One way is to initiate conversations early with employees to prepare them for work beyond the re-employment age, and throughout their longer careers. Employers can encourage and support career switch programmes that allow employees to develop an agile mindset even before they near re employment age. Such programmes can add value to your employees’ career growth and extend their career shelf life.
Employers should also take a longer-term view in planning for employees’ career by equipping them with tools and skills to succeed, regardless of how work evolves through the years.
Cultivating lifelong learning
As careers potentially stretch beyond half a century and technology continues to change the way work is done, skills and knowledge cannot stay unchanged.
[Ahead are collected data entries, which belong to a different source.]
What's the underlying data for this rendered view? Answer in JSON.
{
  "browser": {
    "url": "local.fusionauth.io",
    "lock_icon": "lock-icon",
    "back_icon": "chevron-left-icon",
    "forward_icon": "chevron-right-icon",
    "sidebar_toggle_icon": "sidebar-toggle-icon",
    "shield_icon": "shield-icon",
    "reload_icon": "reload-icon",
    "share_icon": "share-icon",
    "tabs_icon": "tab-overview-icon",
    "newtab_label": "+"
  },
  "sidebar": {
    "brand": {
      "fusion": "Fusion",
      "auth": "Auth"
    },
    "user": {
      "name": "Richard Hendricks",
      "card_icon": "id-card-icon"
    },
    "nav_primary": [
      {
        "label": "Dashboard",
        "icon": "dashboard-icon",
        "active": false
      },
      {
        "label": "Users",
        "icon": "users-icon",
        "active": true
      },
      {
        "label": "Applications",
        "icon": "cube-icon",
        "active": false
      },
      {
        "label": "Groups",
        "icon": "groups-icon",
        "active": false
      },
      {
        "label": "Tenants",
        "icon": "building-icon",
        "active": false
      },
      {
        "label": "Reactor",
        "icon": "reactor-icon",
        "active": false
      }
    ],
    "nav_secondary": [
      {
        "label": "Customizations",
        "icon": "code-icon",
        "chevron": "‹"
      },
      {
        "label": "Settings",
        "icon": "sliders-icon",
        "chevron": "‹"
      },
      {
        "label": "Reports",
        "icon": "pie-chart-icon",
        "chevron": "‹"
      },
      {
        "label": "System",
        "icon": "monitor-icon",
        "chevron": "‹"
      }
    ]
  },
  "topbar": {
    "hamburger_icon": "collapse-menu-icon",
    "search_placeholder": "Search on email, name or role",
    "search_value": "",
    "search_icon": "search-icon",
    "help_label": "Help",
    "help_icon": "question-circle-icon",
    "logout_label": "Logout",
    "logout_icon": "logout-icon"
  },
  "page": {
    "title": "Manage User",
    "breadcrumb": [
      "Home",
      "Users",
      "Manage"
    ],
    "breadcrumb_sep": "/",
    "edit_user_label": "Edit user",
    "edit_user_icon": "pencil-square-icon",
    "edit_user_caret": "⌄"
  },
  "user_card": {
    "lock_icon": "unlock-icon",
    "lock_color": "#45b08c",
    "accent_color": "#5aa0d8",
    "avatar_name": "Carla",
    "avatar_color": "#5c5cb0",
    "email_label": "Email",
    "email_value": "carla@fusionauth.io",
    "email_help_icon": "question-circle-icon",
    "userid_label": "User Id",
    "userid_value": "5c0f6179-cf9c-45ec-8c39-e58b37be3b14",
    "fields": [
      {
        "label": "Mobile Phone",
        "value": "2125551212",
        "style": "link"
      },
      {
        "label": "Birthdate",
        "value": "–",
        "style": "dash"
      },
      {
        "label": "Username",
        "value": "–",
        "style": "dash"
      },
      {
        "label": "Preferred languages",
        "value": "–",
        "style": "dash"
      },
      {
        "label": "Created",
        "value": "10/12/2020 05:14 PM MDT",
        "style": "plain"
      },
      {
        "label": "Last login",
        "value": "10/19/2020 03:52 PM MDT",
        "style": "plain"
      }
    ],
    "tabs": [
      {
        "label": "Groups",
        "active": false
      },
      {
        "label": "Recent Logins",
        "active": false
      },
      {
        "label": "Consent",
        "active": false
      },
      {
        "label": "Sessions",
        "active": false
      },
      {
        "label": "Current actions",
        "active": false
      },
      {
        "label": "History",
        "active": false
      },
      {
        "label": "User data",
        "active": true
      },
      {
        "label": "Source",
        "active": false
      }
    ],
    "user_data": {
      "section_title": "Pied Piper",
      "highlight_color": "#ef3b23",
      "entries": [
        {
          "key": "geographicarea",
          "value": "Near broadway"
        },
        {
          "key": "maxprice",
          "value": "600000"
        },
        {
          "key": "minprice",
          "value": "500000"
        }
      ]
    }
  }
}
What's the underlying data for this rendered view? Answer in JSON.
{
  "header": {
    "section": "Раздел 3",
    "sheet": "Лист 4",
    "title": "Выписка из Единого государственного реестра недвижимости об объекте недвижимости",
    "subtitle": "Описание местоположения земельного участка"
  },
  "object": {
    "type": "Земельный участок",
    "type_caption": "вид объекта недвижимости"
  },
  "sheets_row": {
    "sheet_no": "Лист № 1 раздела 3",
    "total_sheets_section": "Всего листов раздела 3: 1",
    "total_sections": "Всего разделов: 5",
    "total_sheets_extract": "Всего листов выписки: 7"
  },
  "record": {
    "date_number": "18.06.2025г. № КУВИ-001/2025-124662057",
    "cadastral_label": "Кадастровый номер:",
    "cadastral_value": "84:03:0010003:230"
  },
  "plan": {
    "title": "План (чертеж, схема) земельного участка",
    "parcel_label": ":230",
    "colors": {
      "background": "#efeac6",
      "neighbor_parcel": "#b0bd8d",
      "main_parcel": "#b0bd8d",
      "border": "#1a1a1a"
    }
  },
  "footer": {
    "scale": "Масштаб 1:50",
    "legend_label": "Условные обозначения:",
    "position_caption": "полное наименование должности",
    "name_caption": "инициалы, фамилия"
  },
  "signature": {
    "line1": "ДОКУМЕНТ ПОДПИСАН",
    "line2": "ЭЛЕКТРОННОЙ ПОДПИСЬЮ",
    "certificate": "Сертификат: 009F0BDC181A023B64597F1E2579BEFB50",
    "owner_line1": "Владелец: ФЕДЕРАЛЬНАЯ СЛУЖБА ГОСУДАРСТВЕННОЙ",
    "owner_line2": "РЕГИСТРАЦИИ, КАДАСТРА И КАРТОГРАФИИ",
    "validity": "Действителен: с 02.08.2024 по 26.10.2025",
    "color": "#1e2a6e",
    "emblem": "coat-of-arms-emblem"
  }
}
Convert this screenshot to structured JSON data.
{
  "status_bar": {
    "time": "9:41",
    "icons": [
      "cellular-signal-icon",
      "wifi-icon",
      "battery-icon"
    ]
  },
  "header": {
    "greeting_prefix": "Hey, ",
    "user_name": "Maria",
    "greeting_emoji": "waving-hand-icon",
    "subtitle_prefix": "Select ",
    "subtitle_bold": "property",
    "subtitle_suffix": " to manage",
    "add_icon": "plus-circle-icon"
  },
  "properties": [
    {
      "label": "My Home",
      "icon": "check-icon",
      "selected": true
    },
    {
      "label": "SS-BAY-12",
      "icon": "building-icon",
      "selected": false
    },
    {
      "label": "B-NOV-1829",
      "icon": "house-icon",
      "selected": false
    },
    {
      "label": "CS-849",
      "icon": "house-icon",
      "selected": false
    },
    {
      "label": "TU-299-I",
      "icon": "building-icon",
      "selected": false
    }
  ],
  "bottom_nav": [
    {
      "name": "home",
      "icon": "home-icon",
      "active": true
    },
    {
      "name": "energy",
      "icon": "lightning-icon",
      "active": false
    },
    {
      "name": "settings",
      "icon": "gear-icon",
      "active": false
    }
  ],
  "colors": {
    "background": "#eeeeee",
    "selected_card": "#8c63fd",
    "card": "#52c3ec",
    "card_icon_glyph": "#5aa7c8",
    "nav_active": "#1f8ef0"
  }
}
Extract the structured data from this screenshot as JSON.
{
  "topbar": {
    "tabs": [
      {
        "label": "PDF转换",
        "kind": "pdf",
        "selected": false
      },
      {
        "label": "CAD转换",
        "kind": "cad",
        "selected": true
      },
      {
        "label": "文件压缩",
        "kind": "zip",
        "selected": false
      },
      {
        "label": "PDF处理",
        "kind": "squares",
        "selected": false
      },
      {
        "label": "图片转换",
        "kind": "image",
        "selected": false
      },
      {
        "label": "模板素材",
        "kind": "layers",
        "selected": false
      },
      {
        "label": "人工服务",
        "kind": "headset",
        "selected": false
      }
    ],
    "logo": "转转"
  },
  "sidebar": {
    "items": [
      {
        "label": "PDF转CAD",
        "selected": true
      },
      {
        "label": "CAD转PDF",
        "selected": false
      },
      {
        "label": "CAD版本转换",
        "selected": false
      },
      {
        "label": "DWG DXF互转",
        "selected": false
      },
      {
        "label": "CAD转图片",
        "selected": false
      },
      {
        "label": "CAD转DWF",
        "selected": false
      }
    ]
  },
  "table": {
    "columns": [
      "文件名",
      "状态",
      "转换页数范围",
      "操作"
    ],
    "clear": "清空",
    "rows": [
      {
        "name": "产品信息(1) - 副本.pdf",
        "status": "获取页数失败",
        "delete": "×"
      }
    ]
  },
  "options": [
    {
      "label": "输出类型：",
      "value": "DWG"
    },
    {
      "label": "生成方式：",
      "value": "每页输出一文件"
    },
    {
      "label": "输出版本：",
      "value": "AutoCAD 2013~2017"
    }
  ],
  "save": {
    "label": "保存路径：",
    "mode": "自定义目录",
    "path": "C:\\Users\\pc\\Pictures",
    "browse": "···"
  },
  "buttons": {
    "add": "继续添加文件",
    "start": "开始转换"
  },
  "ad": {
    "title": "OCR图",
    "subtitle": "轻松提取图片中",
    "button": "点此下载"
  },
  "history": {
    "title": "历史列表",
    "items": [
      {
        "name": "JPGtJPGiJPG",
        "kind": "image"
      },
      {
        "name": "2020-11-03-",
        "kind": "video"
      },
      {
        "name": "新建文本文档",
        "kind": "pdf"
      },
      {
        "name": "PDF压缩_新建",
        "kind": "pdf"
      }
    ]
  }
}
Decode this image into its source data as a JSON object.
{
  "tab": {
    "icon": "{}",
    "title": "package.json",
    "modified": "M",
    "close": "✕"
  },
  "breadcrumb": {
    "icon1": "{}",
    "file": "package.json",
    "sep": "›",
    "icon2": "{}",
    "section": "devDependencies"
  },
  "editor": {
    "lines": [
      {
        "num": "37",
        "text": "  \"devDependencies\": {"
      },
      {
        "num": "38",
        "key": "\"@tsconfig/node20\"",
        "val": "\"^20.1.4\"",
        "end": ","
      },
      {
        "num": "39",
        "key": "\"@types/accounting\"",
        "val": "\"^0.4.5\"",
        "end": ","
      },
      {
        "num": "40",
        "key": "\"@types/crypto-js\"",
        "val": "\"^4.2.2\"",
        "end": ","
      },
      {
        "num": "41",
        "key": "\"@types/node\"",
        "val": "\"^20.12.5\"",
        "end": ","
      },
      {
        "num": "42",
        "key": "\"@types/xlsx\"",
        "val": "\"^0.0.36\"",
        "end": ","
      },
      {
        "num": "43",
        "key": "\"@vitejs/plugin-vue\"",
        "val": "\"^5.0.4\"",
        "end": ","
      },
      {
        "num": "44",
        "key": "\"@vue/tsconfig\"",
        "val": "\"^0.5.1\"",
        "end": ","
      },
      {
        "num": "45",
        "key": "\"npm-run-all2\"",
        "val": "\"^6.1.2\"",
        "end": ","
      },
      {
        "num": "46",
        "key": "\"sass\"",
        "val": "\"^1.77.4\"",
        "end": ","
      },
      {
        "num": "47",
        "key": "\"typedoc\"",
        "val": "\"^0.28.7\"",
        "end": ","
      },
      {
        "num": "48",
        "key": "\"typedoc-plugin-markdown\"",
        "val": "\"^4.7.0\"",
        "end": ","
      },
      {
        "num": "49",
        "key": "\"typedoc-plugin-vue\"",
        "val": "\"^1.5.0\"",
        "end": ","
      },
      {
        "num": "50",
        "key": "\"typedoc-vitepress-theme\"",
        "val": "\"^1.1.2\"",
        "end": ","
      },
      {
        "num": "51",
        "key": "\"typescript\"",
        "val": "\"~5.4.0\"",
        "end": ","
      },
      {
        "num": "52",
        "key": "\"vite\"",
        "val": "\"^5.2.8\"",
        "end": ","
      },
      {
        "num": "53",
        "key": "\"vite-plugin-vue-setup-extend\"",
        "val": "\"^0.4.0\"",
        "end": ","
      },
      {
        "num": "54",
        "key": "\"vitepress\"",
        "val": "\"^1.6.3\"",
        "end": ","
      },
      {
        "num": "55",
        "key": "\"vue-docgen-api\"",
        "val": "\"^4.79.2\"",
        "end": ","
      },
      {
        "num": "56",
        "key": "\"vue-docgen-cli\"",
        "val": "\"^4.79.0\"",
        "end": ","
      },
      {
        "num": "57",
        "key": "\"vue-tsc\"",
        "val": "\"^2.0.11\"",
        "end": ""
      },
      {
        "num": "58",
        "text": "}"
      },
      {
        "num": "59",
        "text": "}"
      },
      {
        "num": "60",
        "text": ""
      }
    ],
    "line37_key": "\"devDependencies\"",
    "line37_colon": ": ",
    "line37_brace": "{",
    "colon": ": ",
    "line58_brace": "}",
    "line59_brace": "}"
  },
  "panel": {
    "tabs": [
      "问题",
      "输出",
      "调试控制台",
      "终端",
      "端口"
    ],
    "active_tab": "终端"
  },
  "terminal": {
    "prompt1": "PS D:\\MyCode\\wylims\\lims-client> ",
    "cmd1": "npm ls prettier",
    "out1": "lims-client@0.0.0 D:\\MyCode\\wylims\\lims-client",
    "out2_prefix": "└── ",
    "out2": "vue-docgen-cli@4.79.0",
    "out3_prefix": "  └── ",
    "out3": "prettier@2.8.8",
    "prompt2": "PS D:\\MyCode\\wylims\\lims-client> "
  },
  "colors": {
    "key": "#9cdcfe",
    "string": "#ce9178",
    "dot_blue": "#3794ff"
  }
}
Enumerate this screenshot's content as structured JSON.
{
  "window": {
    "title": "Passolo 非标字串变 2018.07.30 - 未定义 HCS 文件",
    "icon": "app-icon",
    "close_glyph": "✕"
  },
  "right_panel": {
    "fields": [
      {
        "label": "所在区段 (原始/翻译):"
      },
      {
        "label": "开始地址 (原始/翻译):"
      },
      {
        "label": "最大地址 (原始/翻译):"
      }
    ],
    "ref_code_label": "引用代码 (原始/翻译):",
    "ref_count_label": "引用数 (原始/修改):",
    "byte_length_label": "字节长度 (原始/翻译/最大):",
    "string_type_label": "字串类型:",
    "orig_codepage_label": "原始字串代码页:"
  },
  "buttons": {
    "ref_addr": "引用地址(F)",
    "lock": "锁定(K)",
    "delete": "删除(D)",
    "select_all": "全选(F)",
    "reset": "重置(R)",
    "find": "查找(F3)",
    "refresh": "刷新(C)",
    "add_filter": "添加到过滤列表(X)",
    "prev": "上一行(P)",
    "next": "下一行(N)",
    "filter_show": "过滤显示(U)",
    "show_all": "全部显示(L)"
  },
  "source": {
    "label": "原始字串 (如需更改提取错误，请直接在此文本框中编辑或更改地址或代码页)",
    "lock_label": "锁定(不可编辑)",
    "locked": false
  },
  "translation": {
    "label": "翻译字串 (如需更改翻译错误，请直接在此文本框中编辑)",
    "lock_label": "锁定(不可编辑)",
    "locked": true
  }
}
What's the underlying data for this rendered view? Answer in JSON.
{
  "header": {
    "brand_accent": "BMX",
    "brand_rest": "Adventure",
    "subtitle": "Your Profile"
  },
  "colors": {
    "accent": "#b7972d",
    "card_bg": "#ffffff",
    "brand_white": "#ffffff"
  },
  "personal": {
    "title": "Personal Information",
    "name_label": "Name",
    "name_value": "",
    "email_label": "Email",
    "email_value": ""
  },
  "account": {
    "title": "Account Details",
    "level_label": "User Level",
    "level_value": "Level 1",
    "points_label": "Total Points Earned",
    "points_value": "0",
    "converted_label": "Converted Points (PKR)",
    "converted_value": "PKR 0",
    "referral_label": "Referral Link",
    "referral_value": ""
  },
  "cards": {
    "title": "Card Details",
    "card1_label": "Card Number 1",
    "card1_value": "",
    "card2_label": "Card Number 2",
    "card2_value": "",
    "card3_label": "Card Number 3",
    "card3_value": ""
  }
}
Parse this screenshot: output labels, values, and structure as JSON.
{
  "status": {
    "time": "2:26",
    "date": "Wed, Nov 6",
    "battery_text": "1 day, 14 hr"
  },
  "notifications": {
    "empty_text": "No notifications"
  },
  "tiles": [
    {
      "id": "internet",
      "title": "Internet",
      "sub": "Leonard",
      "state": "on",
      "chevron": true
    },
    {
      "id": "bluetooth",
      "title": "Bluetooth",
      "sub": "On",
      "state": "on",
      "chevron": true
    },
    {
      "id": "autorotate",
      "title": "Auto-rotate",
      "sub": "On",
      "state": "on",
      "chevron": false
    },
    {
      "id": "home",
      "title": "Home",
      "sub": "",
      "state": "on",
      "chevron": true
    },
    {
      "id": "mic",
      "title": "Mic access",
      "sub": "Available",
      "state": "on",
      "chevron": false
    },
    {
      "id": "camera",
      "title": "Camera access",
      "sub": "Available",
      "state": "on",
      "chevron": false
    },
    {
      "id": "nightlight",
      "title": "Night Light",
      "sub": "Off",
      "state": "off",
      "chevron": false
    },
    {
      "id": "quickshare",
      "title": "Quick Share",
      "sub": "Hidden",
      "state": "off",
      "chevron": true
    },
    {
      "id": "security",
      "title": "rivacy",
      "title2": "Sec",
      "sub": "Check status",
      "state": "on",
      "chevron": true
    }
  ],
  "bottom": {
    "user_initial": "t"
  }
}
Promoting a culture of learning is important to bridge gaps between current capabilities and future skill demands. Older workers of tomorrow understand the value upskilling brings to future-proofing their career. Having kept up with changes over the years, these workers should be fairly considered for development opportunities.
Employers can ensure this by rewarding employees based on their contributions, and creating a supportive workplace that supports learning at any age.
Rethinking career models
When careers become 50 to 60 years long, there is a need to move away from the linear career model that places emphasis on the 30s and 40s. Employers need to rethink the way employee growth paths are designed, to allow employees to reinvent themselves throughout their career with the organisation.
Moreover, a non-linear career journey will become increasingly common, with employees taking on different work arrangements or roles to equip themselves for new opportunities at different life stages.
Staying competitive in today’s world of longevity requires organisations to re-look at their workforce strategies and build talent across a longer career pathway. Only then can they leverage a career pathway that fully reaps the benefits that greater longevity brings.